Les réformes actuelles ne seraient qu’une adaptation à ce qui est déjà pratiqué. « La réglementation n’est pas vraiment en phase avec les besoins d’aujourd’hui, mais essayons de récupérer un retard déjà observé », estime Jean-Paul Erhard. Cela impliquerait d’avoir plus de « flexibilité entre les statuts d’indépendant et de salarié, pour pouvoir passer de l’un à l’autre, ou d’accéder davantage aux flexi-jobs ». En somme, cela signifierait consacrer des évolutions vers des « statuts hybrides », alliant travail à temps plein, à temps partiel, et indépendant. L’hybridation dictée par les nouvelles règles pourrait également répondre à des besoins existants sur le terrain.

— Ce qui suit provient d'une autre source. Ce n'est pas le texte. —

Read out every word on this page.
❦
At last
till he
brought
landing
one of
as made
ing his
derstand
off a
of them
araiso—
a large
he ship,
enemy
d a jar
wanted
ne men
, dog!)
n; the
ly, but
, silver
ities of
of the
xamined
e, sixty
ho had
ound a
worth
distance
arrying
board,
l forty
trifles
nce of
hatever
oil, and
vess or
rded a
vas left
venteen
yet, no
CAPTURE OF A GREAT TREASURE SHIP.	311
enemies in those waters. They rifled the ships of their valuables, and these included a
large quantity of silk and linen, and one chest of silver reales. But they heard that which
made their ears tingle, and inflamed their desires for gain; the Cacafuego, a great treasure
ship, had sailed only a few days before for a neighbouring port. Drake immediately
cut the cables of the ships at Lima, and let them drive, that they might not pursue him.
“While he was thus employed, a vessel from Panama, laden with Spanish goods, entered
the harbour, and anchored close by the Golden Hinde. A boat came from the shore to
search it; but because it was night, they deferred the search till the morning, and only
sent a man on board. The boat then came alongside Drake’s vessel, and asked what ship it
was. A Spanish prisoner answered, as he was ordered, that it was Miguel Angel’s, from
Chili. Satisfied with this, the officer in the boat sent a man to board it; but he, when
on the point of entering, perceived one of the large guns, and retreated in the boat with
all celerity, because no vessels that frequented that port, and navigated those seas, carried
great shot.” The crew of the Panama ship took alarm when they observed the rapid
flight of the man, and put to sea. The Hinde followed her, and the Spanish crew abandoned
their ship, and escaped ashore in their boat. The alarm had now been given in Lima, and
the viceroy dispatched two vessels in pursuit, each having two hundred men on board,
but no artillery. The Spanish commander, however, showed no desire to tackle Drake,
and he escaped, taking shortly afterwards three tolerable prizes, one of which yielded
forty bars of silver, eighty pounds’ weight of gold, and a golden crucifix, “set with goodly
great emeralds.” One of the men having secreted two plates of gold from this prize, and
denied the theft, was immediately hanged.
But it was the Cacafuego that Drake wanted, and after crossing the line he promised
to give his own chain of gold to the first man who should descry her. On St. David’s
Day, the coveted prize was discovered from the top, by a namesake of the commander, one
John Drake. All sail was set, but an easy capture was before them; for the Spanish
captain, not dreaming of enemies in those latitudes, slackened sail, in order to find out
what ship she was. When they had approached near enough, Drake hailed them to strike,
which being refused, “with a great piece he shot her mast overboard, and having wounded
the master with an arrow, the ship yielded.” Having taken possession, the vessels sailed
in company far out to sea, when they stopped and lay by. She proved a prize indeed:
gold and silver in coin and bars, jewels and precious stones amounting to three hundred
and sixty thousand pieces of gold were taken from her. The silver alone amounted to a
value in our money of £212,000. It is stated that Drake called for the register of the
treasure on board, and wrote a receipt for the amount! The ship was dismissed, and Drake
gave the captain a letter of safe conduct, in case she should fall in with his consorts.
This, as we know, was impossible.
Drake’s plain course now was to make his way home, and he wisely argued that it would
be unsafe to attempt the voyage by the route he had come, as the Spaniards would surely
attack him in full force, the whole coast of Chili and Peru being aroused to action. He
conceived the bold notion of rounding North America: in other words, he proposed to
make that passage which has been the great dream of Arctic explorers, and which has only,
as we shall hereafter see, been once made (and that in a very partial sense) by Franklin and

Les nouvelles règles, telles que proposées par l’Arizona, viendraient donc encadrer des évolutions déjà amorcées sur le terrain. « Avoir un horaire à temps plein sur quatre jours, cela existe depuis longtemps », souligne Jean-Paul Erhard. « Les flexi-jobs en sont un effet de rattrapage face à des besoins qui existent depuis plus de dix ans », conclut notre expert.